What do we - the U.S. public - get out of this? We were able to observe
superficial news coverage on network and cable television programs that
glorified the campaign and offered little in the way of considered
criticism. We were able to watch so-called government leaders reiterate
over and over again the rationale for the bombing campaign. And from
time-to-time we saw some of the effects of the war with glimpses of
Yugoslav or international television.

But this war wasn't for the American people. Or rather, the American people
had little to lose or gain in this war. There was never any threat to
American lives. Parents of soldiers had little to fear. There were no
American casualties due to battle. At most there was mild paranoia on the
part of relatives of soldiers or pilots. No body bags came home. The worst
thing was the capture of three - a mere three - U.S. soldiers along the
Yugoslav border. Big deal.

Yet when was there a war or military action in which the American people
really had something to gain or lose? The Civil War? Normally the American
people do not start wars, carry out wars, or finish wars. And it's been
quite a long time since the U.S. was actually attacked. For Americans war
exists on television and in film.

Admittedly, despite the losses incurred from the military operations, there
must have been some economic gain. The U.S.-NATO war proves that the U.S.
is still willing to act as a global police force.

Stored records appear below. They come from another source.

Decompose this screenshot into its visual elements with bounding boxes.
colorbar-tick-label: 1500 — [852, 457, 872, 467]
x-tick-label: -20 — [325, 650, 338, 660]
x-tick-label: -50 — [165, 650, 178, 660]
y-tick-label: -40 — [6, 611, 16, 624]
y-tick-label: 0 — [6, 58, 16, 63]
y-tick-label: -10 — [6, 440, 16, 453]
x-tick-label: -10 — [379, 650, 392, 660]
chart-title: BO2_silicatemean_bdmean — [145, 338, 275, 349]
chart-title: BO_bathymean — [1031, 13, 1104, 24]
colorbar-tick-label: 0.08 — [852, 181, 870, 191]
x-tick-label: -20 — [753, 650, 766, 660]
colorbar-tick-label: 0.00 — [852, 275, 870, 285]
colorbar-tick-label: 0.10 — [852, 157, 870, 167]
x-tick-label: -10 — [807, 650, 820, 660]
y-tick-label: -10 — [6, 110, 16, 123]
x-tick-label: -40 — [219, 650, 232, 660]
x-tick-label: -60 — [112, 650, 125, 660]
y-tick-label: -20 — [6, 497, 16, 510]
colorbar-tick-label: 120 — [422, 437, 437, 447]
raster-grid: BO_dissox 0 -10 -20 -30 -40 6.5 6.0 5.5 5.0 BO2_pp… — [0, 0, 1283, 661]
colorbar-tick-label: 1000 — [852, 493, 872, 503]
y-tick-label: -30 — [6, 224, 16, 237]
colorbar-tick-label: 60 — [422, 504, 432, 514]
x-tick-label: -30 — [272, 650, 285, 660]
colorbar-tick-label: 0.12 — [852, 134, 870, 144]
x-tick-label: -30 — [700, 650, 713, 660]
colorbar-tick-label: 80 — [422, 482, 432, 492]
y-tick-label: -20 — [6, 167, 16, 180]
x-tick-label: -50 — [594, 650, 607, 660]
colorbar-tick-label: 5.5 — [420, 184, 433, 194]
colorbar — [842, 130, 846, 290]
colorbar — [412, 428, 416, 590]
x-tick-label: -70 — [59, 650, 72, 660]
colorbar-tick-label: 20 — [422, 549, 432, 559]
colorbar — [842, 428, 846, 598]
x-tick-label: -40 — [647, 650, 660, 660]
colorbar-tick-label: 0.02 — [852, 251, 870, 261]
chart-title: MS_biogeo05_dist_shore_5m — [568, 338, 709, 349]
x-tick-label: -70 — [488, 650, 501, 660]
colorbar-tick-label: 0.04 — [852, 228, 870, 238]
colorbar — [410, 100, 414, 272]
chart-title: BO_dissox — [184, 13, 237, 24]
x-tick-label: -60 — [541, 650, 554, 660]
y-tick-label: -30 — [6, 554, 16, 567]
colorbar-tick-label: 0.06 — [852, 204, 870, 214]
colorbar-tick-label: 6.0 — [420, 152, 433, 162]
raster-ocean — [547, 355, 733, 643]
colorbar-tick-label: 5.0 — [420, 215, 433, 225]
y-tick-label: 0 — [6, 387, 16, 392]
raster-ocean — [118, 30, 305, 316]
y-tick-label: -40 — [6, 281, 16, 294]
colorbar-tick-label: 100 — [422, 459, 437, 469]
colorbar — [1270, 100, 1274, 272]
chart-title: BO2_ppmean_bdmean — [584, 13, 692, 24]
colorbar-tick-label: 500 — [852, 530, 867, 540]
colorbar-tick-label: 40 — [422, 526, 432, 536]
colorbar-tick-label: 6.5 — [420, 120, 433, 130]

This is important. War is
good for the economy. And the economy must be protected.

But who really gains? Who was this war for? Why did it occur? Was it by
design? Did it simply just happen? Clearly it had something to do with the
consolidation of power and the realignment of political blocs. Probably
NATO comes out ahead. But then on the other hand with Russia more willing
to talk with China and India, that's bad news for the alliance. But then
again, it seems NATO has now demonstrated a new face - one willing to take
military action. 

But getting back to the original point raised. Clinton, he comes out
relatively unscathed. Yes, he ran into some roadblocks and hurdles, but he
certainly comes out of this more elegantly than he did from the Monicagate

Returning to the question of whether the U.S. instigation of the NATO air
campaign on Yugoslavia was in some way a ploy to distract public attention
off Clinton's poor image, it is not inconceivable, as government's are apt
to do what they need to do in order to maintain themselves, but it is
probably impossible to prove. And it may not matter. But the fact remains,
that Clinton is in better shape in the public's eye and that the war in
Yugoslavia was certainly a distraction from domestic issues that plagued
him. So if there are any winners, Clinton is probably one.